Post-molecular dynamics (MD) analysis of SARS-CoV-2 Mpro hits. (A) Molecular surface representation of Mpro with MD simulated representative conformation of cmp3 (yellow), cmp12 (green), cmp14 (magenta), cmp17 (cyan) and cmp18 (dark blue) inside the substrate binding site zoomed with subsites S1 (orange), S2 (pink) and S4 (cyan) and residues are labelled accordingly. Molecular interactions representations of each complex with interacting residues are highlighted in blue sticks and catalytic dyad in green sticks. (B) Per-residue energy decomposition analysis of potential substrate-binding site residues. Terminal moieties of cmp12 and cmp14 revealed similar binding modes while cmp3, cmp17 and cmp18 showing different binding mode are displayed in (C) and (D) followed by chemical structure representations of these compounds in connection with interactions of structural moieties with binding pocket subsites.

Fig. 3

Post-molecular dynamics (MD) analysis of SARS-CoV-2 Nsp12 RdRp complexes. (A) MD simulated conformations of cmp2 (green) (B), cmp17a (orange) (C), cmp21 (magenta) (D) inside the predicted binding pocket of Nsp12 polymerase.
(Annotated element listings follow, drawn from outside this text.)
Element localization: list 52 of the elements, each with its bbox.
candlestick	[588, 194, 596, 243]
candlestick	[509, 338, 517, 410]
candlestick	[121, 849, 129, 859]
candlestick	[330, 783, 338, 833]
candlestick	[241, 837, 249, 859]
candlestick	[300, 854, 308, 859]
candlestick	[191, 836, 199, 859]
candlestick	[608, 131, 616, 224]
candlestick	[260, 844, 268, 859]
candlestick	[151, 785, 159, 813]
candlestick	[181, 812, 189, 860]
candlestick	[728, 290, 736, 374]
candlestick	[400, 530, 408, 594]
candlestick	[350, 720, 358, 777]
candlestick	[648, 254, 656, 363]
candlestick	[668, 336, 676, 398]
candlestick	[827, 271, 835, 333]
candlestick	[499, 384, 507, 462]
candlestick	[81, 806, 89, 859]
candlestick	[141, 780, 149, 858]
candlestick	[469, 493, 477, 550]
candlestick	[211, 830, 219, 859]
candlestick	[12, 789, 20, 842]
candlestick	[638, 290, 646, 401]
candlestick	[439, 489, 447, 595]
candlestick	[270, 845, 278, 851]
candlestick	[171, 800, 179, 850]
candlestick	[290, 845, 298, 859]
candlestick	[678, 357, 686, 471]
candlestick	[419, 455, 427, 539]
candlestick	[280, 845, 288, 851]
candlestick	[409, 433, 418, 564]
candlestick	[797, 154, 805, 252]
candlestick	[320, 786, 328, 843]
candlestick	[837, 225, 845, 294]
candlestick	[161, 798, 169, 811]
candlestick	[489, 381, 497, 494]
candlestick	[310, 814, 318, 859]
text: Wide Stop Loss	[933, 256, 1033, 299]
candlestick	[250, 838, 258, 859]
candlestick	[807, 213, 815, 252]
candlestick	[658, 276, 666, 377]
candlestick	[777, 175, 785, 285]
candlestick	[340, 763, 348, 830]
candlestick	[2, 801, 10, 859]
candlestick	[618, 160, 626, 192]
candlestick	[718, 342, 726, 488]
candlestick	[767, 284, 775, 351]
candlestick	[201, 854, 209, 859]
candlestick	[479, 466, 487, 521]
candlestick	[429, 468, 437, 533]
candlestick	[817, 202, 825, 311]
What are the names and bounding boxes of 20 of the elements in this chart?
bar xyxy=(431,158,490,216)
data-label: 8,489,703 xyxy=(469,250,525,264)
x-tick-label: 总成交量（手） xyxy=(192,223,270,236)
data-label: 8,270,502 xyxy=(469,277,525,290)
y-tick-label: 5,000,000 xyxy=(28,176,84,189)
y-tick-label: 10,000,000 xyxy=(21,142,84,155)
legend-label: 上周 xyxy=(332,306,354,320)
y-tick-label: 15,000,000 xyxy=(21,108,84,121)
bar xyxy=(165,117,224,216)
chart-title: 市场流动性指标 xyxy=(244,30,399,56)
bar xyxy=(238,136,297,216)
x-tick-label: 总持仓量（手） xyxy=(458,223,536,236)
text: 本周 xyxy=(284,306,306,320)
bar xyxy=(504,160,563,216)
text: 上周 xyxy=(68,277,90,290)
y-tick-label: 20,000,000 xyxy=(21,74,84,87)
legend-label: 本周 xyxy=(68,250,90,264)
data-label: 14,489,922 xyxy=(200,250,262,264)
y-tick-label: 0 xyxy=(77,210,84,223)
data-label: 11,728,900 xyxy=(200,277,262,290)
The arrangement of motifs and colors are the same as in Fig. 1B. Molecular interactions of individual compounds are displayed in B and C and D, and residues are labelled accordingly. (E) Representations of chemical structures of compounds, and (F) Per-residue energy decomposition analysis of potential binding pocket residues.

Fig. 4

Post-molecular dynamics (MD) analysis of SARS-CoV-2 Nsp13 helicase complexes. (A) Yeast Upf1-ADP complex (transparent white) superimposed on Nsp13 helicase to locate the ATP putative binding pocket and 2D-interaction plot is displayed. MD simulated cmp1 (brown), cmp3a (magenta), cmp11 (green) and cmp15 (sandy brown) are displayed inside the pocket. The arrangement of domains is coloured the same as in Fig. 1C. (B) MD simulated conformations of cmp11 (green) inside the predicted binding pocket of Nsp13 helicase interacted with key residues of domain 1A, 2A and 1B. (C) Per-residue energy decomposition analysis of potential binding pocket residues, and representations of chemical structures of compounds are displayed in (D).